Doktorlar konservatif tedaviyi tercih ediyor, çünkü torasik boğazı dekompresyon ameliyatı, risk ve komplikasyon içermeyen invaziv bir uygulamadır.

Operasyonla ilgili olası sorunlar şunları içerir:

  • İyileşmeme, semptomların kısa bir süre sonra tekrar ortaya çıkması ile.
  • Bitişik sağlıklı sinir uçlarında hasar. Sinirlerin hasar görmesi, sinirlerin kendileri tarafından kontrol edilen kasların tonu üzerinde kalıcı sonuçlar doğurabilir.
  • Her cerrahi müdahalenin tipik komplikasyonları, yani enfeksiyonlar, anestezik ilaçlara alerjik reaksiyonlar vb.

SAĞLIKLI DAVRANIŞ VE DİĞER ÇÖZÜMLER

Doktorlar bunun faydalı olduğuna inanıyor:

  • Daima doğru pozisyonu korumaya özen gösterin
  • Uzatmak için işten kısa molalar verin
  • Vücut ağırlığını normda tutun
  • Ağrılı bölgenin masajını yapın
  • Ağırlıkları taşımaktan kaçının, özellikle onları başınızın üzerine kaldırın.
  • Semptomları daha da kötüleştirebilecek tüm aktivitelerden kaçının
  • İş istasyonunu (örneğin bilgisayara) boyun ve omuzların etkilenmeyeceği şekilde ayarlayın.
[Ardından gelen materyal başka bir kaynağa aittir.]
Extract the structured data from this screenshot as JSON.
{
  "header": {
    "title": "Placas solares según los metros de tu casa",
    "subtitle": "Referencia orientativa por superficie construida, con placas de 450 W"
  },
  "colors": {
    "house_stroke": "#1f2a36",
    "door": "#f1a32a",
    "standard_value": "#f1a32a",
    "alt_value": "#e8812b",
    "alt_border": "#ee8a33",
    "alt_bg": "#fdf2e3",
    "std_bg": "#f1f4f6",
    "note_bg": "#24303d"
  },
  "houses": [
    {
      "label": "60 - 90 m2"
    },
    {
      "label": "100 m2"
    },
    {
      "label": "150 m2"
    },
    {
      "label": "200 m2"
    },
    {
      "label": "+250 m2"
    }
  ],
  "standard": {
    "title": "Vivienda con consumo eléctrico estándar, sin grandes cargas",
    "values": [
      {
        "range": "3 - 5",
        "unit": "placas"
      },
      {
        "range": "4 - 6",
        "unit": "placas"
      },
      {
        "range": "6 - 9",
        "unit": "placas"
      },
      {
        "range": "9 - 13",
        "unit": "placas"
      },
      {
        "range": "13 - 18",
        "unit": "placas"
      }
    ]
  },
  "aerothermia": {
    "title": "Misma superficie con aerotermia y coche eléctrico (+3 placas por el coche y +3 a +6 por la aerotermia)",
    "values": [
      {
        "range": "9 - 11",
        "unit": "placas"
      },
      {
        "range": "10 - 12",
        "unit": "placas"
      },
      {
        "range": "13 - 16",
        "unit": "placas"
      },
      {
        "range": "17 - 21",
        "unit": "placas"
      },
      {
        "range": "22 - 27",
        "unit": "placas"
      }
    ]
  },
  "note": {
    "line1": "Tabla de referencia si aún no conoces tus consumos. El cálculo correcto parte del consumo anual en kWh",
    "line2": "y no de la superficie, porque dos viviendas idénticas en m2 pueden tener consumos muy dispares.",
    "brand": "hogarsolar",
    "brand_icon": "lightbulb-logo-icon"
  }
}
Bu endikasyonlar elbette göğüs gerginliği sendromunun önlenmesinde de yararlıdır.

prognoz

Prognoz tanı ve tedavinin zamanında olmasına bağlıdır. Aslında, torasik omurga sendromunun erken teşhisi aynı erken tedaviye izin verir ve komplikasyon riskini azaltır.